Immoral Moralism

Immoral Moralism May 22, 2012

A few years ago, when there was a hot debate among Methodists about having SMU host the Bush Library, I was the target of a singular public accusation. Because I did not oppose the library my name was added to an email blast of those who were “torturers.” The logic was simple, indeed simplistic. If you weren’t against the Bush library you must be in favor of Bush’s policies. Bush supposedly had a policy favoring torture. That means you must favor torture too, and therefore were the same as a torturer.

A website that names so called “self-hating Jews” has a similar line of logic. The nation of Israel is pro-Jewish. If you question the policies of Israel’s government you don’t support Israel. If you don’t support Israel you must be anti-Jewish. Therefore you must hate Jews. If you are a Jew this makes you a self-hating Jews. If you are a non-Jew you are simply anti-Semitic.

Now the so-called “Right to Life” movement (which really only supports the right to life for embryos) has joined the Catholic church in a similar feat of logic. Bill Donohue, the President of the Catholic League compared Kathleen Sibelius, the cabinet Secretary for Health and Human services to anti-semites, neo-Nazis, and racists because in her official government role she implemented the law mandating health insurance coverage for birth control. Indeed, the Roman Catholic mother of two was characterized as “pro-abortion” for her efforts to fulfill her constitutional duty. Washington’s Cardinal Donald Wuerl called the invitation of one of his own flock to address the Georgetown University graduates “shocking” and sought to have her removed from the speakers list.

And that is the logic of “if you don’t agree with me you are a bad person, and if you are a bad person then you must possess the most extreme form of badness.” “Torturer,” “self-hating Jew,” “pro-abortionist.” These are the rhetorical moves of those who have lost their faith in actual dialogue with their fellow human beings, and have thus lost hope in democracy. It is the rhetoric of those who don’t understand the difference between a disagreement about ethics and a disagreement about the policies that best implement those ethical ideals.

The reality is that favoring a woman’s right to birth control, and even abortion, isn’t the same as being “pro-abortion.” Just as favoring a woman’s right to divorce her abusive husband isn’t being “pro-divorce.” And just as favoring a Presidential library on a University campus isn’t the same as being “pro-torture.” But the ethical niceties of recognizing that there are more positions than two extremes are now lost on anti-Bush progressives, pro-Israel Jews, and virtually the entire so-called pro-life movement and Roman Catholic hierarchy.

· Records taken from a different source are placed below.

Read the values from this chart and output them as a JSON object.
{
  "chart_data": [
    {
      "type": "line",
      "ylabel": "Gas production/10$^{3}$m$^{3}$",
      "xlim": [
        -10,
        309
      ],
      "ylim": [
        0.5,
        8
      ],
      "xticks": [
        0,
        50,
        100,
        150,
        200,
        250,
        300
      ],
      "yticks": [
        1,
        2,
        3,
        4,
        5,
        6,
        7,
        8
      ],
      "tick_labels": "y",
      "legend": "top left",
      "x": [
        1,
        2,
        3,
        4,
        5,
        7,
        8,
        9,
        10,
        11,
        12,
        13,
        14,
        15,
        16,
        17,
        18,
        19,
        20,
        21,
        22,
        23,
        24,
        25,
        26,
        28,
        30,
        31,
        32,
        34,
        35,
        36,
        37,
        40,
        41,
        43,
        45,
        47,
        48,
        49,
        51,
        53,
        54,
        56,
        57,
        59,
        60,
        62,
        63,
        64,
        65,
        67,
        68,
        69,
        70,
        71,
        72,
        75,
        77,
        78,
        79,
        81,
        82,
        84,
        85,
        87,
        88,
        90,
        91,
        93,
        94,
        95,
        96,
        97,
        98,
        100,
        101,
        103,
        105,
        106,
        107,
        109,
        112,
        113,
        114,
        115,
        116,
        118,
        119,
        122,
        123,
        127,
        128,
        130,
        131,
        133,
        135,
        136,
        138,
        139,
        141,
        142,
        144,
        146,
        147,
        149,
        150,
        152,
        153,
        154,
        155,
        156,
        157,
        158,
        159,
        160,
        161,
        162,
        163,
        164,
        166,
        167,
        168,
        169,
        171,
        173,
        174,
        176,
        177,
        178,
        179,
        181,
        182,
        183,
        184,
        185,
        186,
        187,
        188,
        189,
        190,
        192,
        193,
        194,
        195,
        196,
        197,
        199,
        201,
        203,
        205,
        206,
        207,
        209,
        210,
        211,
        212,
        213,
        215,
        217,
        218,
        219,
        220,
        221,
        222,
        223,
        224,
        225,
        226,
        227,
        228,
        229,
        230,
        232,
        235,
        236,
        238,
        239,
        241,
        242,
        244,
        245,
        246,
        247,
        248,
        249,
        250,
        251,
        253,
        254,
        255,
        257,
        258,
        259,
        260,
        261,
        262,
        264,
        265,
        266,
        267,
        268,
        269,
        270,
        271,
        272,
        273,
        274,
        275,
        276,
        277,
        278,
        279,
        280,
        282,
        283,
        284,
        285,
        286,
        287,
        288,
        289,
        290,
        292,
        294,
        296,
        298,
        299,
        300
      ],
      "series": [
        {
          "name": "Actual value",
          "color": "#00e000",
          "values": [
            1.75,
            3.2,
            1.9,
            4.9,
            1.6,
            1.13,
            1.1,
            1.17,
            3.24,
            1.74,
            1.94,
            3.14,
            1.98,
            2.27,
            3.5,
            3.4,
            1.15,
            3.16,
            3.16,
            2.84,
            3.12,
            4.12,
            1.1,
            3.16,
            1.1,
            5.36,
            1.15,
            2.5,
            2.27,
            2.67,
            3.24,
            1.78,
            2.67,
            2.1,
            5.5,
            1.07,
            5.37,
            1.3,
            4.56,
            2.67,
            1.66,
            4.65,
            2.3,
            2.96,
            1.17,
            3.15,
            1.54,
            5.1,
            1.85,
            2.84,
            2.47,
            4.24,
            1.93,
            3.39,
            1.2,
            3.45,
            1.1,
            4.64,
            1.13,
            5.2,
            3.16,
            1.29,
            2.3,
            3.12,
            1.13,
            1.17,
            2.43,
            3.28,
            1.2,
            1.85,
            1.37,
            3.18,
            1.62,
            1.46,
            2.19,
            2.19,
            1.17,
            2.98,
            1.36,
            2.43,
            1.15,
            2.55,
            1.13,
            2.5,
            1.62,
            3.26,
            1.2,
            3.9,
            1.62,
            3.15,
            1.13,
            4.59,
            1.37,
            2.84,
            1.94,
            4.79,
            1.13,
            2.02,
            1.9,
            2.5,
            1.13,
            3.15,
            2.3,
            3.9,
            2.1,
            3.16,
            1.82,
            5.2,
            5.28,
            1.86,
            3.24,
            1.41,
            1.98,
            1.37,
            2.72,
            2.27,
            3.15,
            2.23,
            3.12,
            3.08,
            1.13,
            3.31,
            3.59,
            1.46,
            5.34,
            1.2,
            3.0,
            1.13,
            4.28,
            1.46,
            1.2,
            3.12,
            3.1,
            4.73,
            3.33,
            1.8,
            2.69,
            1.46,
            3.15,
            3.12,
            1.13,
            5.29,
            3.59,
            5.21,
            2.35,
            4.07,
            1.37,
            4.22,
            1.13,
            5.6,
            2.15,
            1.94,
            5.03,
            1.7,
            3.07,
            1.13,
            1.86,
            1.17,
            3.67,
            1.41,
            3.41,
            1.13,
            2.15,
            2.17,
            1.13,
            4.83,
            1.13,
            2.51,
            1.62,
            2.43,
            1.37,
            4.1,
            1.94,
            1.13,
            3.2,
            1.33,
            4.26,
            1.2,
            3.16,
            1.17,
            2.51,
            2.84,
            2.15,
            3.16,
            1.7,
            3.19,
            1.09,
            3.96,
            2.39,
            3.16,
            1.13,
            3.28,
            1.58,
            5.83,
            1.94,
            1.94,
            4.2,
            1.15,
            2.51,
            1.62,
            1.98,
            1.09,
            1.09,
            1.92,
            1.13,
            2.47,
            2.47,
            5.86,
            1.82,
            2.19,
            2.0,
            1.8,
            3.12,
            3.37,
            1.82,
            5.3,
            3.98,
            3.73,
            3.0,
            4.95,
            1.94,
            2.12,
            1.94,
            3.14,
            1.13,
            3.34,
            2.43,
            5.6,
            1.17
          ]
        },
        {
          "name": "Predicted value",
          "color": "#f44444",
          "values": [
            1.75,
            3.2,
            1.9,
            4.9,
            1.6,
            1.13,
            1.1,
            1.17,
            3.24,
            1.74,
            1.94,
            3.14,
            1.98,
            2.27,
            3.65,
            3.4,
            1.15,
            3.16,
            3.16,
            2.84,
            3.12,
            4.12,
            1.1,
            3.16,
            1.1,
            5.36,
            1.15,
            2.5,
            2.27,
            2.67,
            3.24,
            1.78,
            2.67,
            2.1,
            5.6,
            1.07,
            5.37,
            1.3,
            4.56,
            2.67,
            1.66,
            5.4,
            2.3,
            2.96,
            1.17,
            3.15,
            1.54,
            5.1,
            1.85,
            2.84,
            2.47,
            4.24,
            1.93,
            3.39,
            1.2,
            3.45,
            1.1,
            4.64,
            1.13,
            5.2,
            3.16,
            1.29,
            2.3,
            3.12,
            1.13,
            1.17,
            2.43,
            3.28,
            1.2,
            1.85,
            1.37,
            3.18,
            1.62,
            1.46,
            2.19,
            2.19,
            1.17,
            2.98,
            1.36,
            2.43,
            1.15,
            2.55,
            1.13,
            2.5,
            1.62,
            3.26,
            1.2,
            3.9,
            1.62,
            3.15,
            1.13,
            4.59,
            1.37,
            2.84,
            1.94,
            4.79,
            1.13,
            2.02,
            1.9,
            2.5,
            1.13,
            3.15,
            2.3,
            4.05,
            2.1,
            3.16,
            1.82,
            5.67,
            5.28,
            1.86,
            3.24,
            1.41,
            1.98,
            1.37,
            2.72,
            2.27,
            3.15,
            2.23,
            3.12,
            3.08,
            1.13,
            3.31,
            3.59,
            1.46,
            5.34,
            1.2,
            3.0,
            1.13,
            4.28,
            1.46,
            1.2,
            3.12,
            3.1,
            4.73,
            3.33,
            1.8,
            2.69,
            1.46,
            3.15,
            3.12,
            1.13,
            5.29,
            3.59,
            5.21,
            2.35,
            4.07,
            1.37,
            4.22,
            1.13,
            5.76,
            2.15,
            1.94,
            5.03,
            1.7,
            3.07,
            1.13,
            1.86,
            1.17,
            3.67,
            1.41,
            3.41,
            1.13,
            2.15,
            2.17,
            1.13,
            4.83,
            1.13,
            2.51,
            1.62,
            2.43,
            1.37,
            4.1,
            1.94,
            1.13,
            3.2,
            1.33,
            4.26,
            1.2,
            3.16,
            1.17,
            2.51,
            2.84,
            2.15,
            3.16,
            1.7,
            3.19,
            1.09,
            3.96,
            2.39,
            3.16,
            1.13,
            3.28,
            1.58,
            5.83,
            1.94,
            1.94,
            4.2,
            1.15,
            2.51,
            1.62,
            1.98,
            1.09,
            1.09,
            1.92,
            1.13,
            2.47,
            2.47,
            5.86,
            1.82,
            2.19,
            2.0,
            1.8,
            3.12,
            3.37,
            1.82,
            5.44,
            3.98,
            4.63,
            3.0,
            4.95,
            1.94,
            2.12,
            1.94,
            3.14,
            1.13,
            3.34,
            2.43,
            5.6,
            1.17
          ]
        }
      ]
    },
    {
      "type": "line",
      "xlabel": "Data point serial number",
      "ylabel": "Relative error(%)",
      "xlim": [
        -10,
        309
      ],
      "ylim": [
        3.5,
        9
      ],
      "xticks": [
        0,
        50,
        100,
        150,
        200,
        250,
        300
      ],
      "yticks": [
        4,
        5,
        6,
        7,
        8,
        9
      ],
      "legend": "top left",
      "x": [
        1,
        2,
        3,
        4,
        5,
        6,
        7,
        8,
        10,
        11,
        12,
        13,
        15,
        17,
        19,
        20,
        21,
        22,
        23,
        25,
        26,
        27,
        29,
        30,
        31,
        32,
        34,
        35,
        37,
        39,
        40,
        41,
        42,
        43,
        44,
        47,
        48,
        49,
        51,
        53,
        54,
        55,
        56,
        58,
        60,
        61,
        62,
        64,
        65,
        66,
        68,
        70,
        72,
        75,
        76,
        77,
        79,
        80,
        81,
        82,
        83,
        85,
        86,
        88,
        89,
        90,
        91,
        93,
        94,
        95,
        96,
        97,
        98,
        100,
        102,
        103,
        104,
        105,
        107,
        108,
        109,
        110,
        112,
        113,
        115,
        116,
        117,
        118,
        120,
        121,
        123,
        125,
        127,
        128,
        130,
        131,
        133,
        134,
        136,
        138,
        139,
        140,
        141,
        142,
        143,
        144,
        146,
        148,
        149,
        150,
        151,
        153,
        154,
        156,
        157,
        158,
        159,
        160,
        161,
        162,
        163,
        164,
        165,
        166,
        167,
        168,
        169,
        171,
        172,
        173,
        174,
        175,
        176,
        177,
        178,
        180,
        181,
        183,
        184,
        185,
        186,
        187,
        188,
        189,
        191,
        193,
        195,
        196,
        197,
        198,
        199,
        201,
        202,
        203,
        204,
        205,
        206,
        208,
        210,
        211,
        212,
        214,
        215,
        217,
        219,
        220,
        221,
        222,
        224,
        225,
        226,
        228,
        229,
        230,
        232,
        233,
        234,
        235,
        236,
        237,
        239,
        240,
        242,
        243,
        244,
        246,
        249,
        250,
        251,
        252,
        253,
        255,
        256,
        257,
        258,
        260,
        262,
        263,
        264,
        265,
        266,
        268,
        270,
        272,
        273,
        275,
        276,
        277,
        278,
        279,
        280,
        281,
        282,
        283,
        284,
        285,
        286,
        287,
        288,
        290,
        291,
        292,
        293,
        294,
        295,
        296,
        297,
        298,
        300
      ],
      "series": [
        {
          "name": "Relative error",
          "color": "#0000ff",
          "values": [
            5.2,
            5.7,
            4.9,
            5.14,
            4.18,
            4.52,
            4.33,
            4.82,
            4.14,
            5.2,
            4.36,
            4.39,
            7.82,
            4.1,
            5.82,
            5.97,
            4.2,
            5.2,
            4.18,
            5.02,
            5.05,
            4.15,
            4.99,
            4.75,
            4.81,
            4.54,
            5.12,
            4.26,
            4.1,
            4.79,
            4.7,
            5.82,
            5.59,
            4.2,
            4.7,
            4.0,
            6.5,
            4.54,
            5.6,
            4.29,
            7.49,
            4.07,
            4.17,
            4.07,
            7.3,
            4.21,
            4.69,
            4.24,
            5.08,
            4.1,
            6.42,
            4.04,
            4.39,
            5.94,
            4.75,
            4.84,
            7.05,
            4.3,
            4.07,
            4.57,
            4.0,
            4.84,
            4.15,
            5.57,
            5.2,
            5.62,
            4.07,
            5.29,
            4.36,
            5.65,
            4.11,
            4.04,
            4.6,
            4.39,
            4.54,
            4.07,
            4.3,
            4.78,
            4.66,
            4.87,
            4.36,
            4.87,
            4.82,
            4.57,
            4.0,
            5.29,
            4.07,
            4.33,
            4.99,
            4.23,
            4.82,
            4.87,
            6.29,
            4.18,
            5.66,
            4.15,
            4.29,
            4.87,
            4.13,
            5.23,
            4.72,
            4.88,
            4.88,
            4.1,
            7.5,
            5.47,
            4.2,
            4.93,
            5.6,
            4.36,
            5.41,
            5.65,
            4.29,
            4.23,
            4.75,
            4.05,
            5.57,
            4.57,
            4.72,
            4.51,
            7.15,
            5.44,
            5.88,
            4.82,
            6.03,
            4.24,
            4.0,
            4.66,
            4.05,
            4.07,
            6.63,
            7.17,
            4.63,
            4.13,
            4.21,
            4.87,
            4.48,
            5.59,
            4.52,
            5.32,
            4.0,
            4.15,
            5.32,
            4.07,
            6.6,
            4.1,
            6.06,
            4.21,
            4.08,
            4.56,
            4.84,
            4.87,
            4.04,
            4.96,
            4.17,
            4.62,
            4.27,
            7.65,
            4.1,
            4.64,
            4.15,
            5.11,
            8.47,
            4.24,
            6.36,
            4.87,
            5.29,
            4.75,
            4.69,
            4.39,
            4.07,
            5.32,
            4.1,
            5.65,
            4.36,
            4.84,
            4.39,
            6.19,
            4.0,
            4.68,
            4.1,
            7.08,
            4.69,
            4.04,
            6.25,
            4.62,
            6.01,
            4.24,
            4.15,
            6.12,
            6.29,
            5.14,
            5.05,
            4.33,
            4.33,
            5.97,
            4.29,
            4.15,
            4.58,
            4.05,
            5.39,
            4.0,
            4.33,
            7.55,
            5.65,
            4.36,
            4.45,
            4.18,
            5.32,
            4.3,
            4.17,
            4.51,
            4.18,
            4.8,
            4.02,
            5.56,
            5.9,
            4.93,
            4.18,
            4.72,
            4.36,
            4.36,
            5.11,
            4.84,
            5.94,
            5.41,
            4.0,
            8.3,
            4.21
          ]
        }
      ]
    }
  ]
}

I myself am anti-abortion and anti-divorce. And I am pro-choice in both cases because I don’t believe that turning religious dogma into civil law increases human freedom and well being. Outlawing abortion doesn’t stop it, it just makes it infinitely more dangerous for the woman. And by driving it underground the whole set of interventions that might lead to a baby being borne to full term and then adopted are undermined. My disagreement with the so-called pro-life movement is about policy, not about ethics.

In contemporary America an immoral moral extremism is increasingly making civil discourse impossible, and democracy more fragile. Neither vehement progressives nor Catholic functionaries intend to weaken our nation. Indeed they sincerely believe that they are trying to preserve its core values. Yet they appear to have forgotten that the best way to protect moral standards is to seek realistic policies through compromise and the democratic processes.

At a critical moment in the great movie, Chariots of Fire, the father of one of the runners says  “God’s Kingdom is not a democracy.” He was wrong, if sincerely so. Here on earth God reigns through human stewards, and they best discover God’s intent and interpret God’s law not by listening to  oligarchic pronouncements of dogma, or being subject to bullying harangues and disruptive hecklers, but through a never ending process of reading God’s word (in scripture and in nature) and engaging in a democratic consultation on its meaning for today.

The president of Georgetown University, defending Secretary Sibelius’ right to speak, appears to me a far better agent of God’s Reign than Cardinal Wuerl – who wishes to silence all opposition among Catholics, because an open dialogue within religions and among all religions will take us closest to God’s heart revealed in Jesus Christ.